Homestead exemptions protect a principal residence when someone files bankruptcy.
But what about second homes and rentals? Are they toast in bankruptcy?
Not necessarily. Like many legal questions, it depends.
Homes protected from creditors
The legal system has a reverence for the home debtors live in. It recognizes the importance of shelter and stability to families and communities.

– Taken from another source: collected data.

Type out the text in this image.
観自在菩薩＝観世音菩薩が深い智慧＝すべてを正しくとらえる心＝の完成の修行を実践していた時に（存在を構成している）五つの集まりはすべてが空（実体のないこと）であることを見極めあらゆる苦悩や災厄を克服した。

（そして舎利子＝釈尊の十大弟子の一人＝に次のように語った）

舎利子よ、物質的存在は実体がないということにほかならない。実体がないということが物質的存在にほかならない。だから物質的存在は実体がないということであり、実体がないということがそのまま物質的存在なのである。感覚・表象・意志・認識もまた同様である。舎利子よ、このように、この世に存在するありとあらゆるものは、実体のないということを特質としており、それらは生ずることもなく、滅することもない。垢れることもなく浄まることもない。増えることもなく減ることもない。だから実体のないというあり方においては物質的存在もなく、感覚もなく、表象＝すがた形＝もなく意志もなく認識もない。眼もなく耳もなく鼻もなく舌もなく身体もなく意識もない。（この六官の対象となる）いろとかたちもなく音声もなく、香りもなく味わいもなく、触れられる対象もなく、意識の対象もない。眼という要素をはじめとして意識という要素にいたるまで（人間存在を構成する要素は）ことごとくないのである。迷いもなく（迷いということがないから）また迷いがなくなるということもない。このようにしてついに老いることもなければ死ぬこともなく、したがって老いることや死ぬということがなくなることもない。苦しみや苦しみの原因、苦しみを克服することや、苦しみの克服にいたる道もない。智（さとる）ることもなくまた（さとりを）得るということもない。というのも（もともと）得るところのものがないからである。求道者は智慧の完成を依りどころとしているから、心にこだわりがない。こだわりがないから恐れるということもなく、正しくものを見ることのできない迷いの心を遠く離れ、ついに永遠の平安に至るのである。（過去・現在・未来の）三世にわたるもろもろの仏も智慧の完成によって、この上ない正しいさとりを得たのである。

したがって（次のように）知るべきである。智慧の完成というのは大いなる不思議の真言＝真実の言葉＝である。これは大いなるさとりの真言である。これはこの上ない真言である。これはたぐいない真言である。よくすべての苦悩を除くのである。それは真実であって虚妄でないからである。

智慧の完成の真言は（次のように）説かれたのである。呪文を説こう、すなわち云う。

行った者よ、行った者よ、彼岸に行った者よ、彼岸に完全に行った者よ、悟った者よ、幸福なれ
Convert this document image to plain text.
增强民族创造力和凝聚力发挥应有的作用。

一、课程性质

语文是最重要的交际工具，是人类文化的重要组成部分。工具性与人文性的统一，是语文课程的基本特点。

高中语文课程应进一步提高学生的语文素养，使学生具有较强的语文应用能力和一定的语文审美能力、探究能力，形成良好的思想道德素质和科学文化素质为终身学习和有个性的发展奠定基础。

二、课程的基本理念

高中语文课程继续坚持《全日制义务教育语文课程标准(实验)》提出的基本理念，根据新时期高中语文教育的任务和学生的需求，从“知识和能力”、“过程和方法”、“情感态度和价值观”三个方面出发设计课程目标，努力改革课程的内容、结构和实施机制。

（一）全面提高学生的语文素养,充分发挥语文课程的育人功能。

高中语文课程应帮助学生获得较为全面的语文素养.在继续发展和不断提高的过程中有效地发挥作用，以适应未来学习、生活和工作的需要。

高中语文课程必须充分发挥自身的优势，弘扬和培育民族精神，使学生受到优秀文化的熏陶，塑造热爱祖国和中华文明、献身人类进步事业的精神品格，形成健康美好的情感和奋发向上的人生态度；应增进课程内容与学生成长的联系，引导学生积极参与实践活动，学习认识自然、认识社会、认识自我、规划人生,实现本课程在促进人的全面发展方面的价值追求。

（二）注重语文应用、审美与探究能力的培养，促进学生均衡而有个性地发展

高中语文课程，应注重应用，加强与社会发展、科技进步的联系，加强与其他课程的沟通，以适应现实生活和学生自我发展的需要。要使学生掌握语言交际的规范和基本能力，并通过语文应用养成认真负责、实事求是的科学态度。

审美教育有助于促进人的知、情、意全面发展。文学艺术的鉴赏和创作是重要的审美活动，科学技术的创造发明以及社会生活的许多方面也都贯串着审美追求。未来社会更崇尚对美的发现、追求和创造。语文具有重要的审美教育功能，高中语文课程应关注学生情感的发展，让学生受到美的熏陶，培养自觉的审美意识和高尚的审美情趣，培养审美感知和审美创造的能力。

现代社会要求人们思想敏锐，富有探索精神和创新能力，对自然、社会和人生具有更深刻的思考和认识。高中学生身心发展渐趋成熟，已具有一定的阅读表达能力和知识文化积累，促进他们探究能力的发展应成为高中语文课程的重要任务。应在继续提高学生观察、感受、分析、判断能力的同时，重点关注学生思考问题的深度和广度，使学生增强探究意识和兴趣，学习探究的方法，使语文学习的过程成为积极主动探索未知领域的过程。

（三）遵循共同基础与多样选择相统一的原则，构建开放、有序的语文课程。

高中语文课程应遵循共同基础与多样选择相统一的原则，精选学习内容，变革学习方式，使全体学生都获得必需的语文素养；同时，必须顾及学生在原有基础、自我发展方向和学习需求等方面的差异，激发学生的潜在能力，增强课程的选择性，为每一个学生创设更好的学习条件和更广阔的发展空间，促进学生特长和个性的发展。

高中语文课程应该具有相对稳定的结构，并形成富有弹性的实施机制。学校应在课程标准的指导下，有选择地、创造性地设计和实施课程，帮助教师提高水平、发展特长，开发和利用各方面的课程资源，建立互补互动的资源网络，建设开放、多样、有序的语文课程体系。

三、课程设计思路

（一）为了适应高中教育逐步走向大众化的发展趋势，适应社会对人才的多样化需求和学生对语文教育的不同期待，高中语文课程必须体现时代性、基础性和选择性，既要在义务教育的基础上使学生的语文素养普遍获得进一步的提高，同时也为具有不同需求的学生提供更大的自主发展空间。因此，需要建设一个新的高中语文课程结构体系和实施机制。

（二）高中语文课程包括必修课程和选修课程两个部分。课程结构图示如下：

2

So the rights of homeowners are preferred over the rights of the homeowner’s creditors in the case of residences.
That preference is expressed as a homestead exemption.
Rentals and vacation homes
But when it comes to vacation homes or rental properties, it’s a different story.
When balancing the needs of person who needs relief from their debts, and the rights of their creditors, a second parcel of property is just another asset.
So, what happens to that second piece of real estate in bankruptcy depends:
- on which chapter of bankruptcy you choose,
- what the equity in the property is, and, importantly,
- where you live.
If you’re lucky enough to live in the 9th Circuit and file Chapter 13, the rules support keeping all of your property.
We’re going to look at the issue assuming you’ve chosen Chapter 13.
The problem with property
When the debtor owns properties other than his home, two issues arise in Chapter 13.
Equity
One, is there equity in the property that could pay creditors, in whole or in part?
The equity issue simply drives the question of how much creditors are entitled to receive on their debts through the Chapter 13. To confirm a Chapter 13 plan, creditors must receive, over the life of the plan, at least what they would have received had the debtor filed Chapter 7 instead.
Three tests govern how much you must pay in Chapter 13
To keep the second property and confirm a plan, the debtor has to have enough future monthly income to fund a plan giving creditors at least what they would have gotten in Chapter 7. That’s the “best interests of creditors” test for confirmation.
Cash flow
Two, does the property cost more than it brings in.
This is the issue that troubles Chapter 13 trustees and creditors: is it fair for the debtor, who already owes debts he hasn’t paid, to keep a property that costs money to maintain every month.
That operating negative reduces the amount of money available each month that can be paid to existing creditors.
The problem is the same whether the property is a second home, which often brings in little or nothing in the way of cash, or a rental, where the operating expenses exceed the monthly rent.
Another of the confirmation tests in Chapter 13 is that the debtor must be operating in “good faith”. That’s the challenge that trustees and creditors bring when a debtor wants to keep a property that requires regular additional cash: is the debtor treating his creditors in good faith?
Good decision on good faith
The 9th Circuit Court of Appeals flatly rejected the argument that paying the mortgage on a debt secured by something other than the debtor’s homestead was bad faith in Welsh.
…adoption of [the bankruptcy reform bill] forecloses a court’s consideration of … a debtor’s payments to secured creditors as part of the inquiry into good faith under 11 U.S.C. § 1325(a).
Essentially, the court said the bankruptcy system takes debtors as they find them, with non productive properties and all.
Is keeping it wise
Just because you can keep a second piece of real estate doesn’t mean it’s a good choice. But that’s another post for another day.